AnsweredAssumed Answered

Has anybody tried to work with Divolte-collector on MAPR

Question asked by anthony.kalinde on Mar 1, 2015
Latest reply on Jun 22, 2015 by anthony.kalinde
I am not sure if I can get help for this on here, but I thought it was worth a try.

I have 3 node cluster on AWS, I am running MAPR M3 , I installed Storm, Kafka and Divolte-collector and Cassandra. I would like try some of the clickstream examples and I am running into an issue with the tcp-consumer example. Also being quite new to java and distributed processing I have some clarification questions. Again I am not quite sure where to post this because I feel like this is divolte-collector specific and I also have some gaps in my understanding of the javadoc concept and the building and running of jar files; but I figured someone could point me to some resources or help with some clarifications. I can't get the json string to appear in the console running netcat socket listening for clicks:

Divolte tcp-kafka-consumer example

Everything seems fine until step 7 and my knowledge gap is with step 6.

    Step 1: install and configure Divolte Collector

Install works and hello world click collections is promising :-)
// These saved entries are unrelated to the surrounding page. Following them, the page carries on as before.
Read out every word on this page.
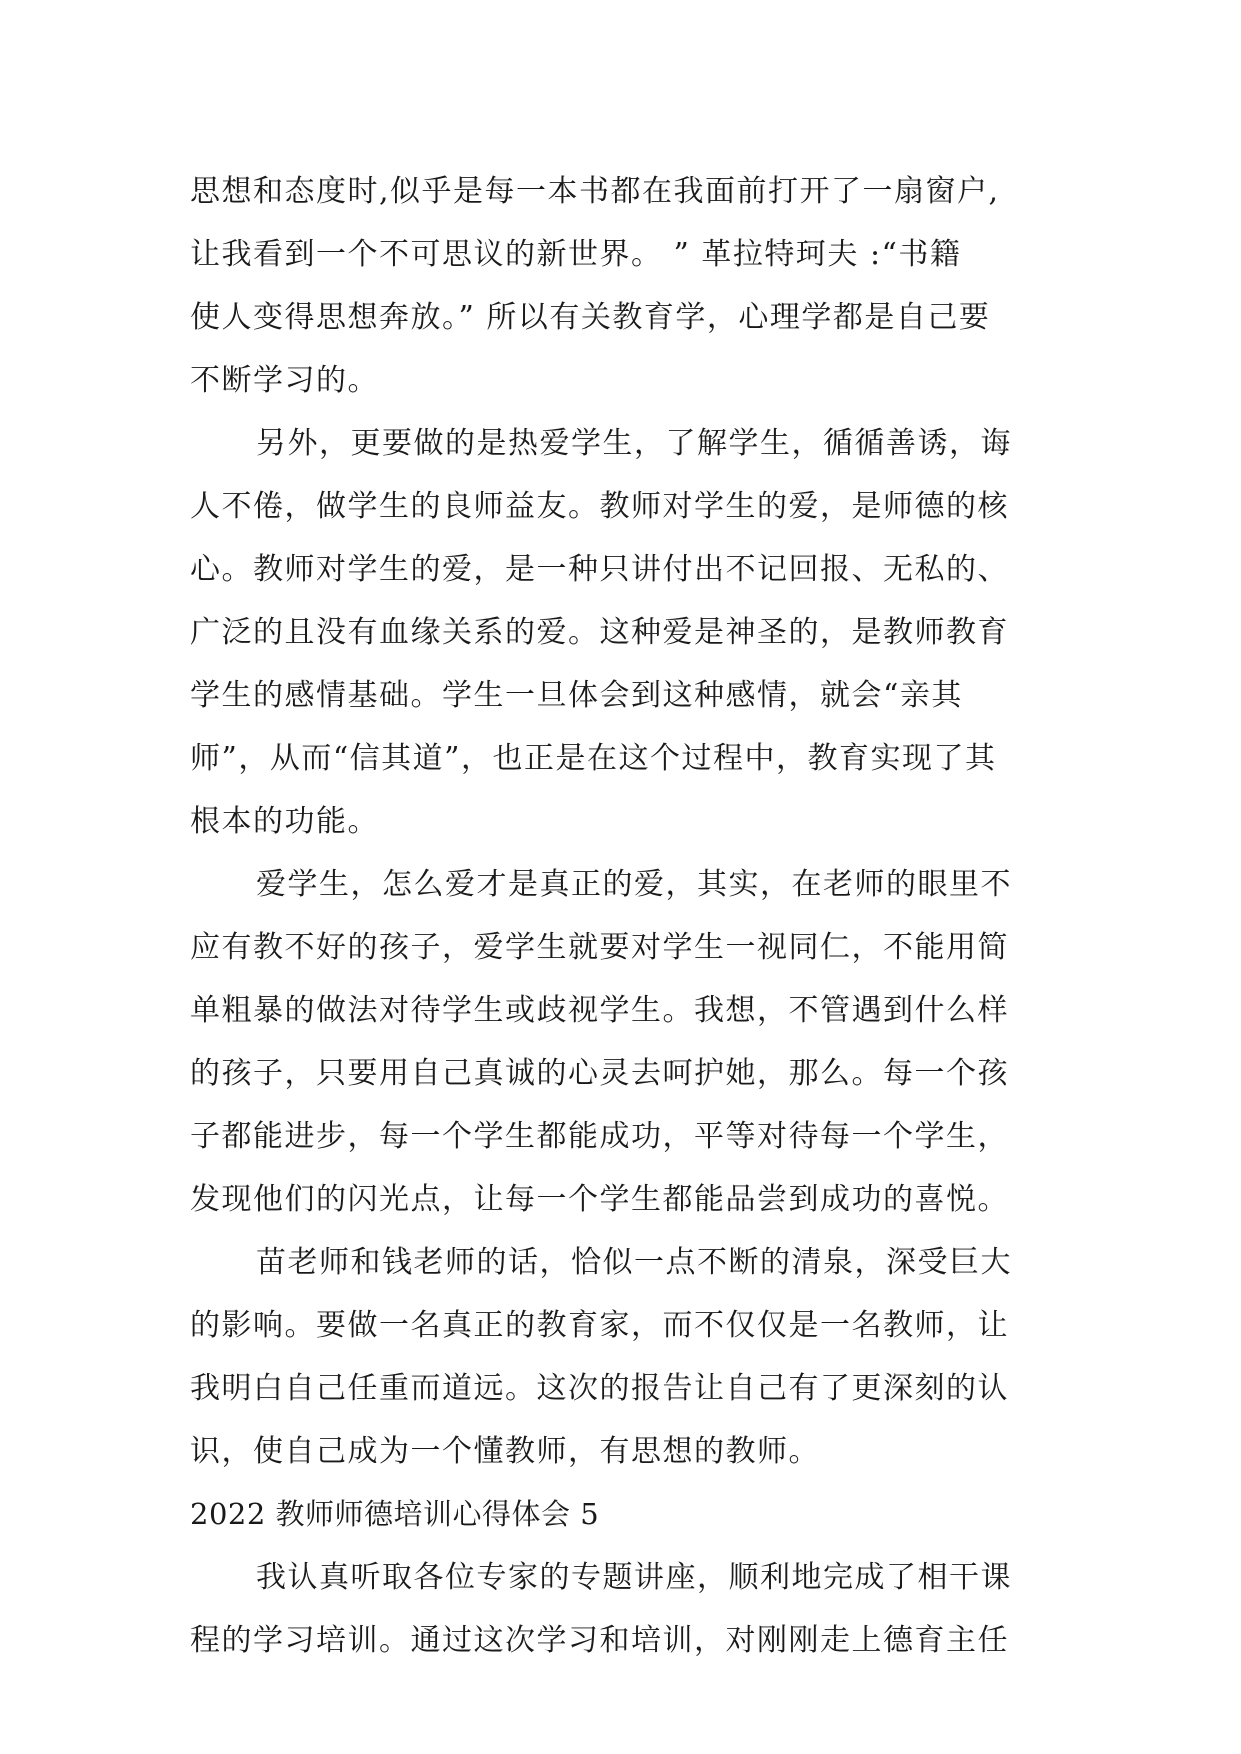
思想和态度时,似乎是每一本书都在我面前打开了一扇窗户,
让我看到一个不可思议的新世界。 ” 革拉特珂夫 :“书籍
使人变得思想奔放。” 所以有关教育学，心理学都是自己要
不断学习的。
另外，更要做的是热爱学生，了解学生，循循善诱，诲
人不倦，做学生的良师益友。教师对学生的爱，是师德的核
心。教师对学生的爱，是一种只讲付出不记回报、无私的、
广泛的且没有血缘关系的爱。这种爱是神圣的，是教师教育
学生的感情基础。学生一旦体会到这种感情，就会“亲其
师”，从而“信其道”，也正是在这个过程中，教育实现了其
根本的功能。
爱学生，怎么爱才是真正的爱，其实，在老师的眼里不
应有教不好的孩子，爱学生就要对学生一视同仁，不能用简
单粗暴的做法对待学生或歧视学生。我想，不管遇到什么样
的孩子，只要用自己真诚的心灵去呵护她，那么。每一个孩
子都能进步，每一个学生都能成功，平等对待每一个学生，
发现他们的闪光点，让每一个学生都能品尝到成功的喜悦。
苗老师和钱老师的话，恰似一点不断的清泉，深受巨大
的影响。要做一名真正的教育家，而不仅仅是一名教师，让
我明白自己任重而道远。这次的报告让自己有了更深刻的认
识，使自己成为一个懂教师，有思想的教师。
2022 教师师德培训心得体会 5
我认真听取各位专家的专题讲座，顺利地完成了相干课
程的学习培训。通过这次学习和培训，对刚刚走上德育主任
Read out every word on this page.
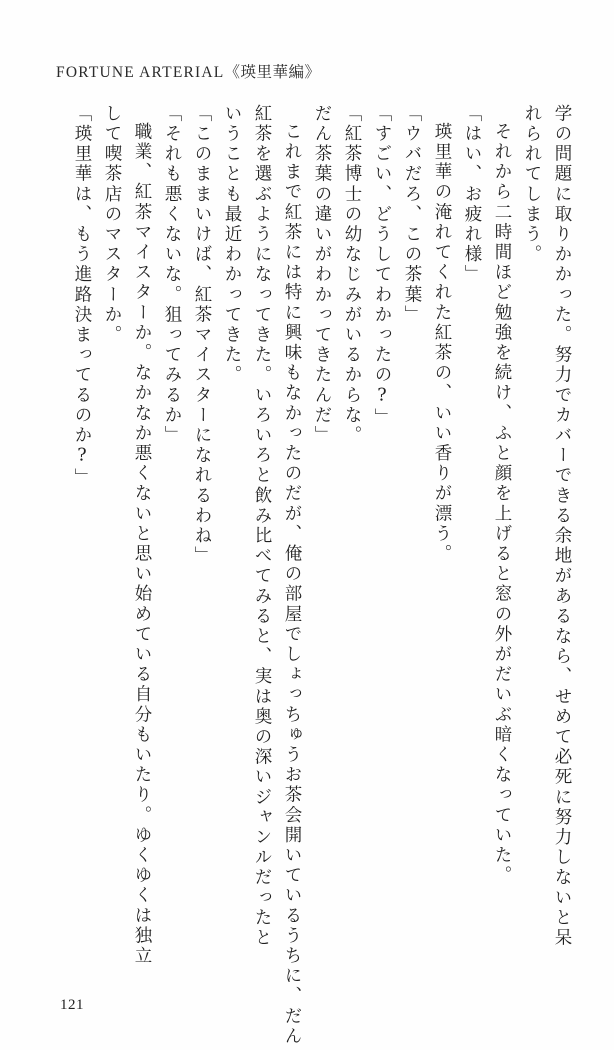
FORTUNE ARTERIAL《瑛里華編》
学の問題に取りかかった。努力でカバーできる余地があるなら、せめて必死に努力しないと呆
れられてしまう。
それから二時間ほど勉強を続け、ふと顔を上げると窓の外がだいぶ暗くなっていた。
「はい、お疲れ様」
瑛里華の淹れてくれた紅茶の、いい香りが漂う。
「ウバだろ、この茶葉」
「すごい、どうしてわかったの?」
「紅茶博士の幼なじみがいるからな。
だん茶葉の違いがわかってきたんだ」
これまで紅茶には特に興味もなかったのだが、俺の部屋でしょっちゅうお茶会開いているうちに、だん
紅茶を選ぶようになってきた。いろいろと飲み比べてみると、実は奥の深いジャンルだったと
いうことも最近わかってきた。
「このままいけば、紅茶マイスターになれるわね」
「それも悪くないな。狙ってみるか」
職業、紅茶マイスターか。なかなか悪くないと思い始めている自分もいたり。ゆくゆくは独立
して喫茶店のマスターか。
「瑛里華は、もう進路決まってるのか?」
121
    Step 2: download, unpack and run Kafka
    # In one terminal session
    cd kafka_2.10-
    ./ ../config/

already have mapr zookeeper instance running could this be an issue?
    # Leave Zookeeper running and in another terminal session, do:
    cd kafka_2.10-
    ./ ../config/

No erros plus tested kafka examples so seems to working as well

    Step 3: start Divolte Collector
    Go into the bin directory of your installation and run:
        cd divolte-collector-0.2/bin

Step 3 no hitch, can test default divole-collector test page

    Step 4: host your Javadoc files
    Setup a HTTP server that serves the Javadoc files that you generated or downloaded for the examples. If you have Python installed, you can use this:
        cd <your-javadoc-directory>
        python -m SimpleHTTPServer

Ok so I can reach the javadoc pages


      Step 5: listen on TCP port 1234
    nc -kl 1234
    Note: when using netcat (nc) as TCP server, make sure that you configure the Kafka consumer to use only 1 thread, because nc won't handle multiple incoming connections.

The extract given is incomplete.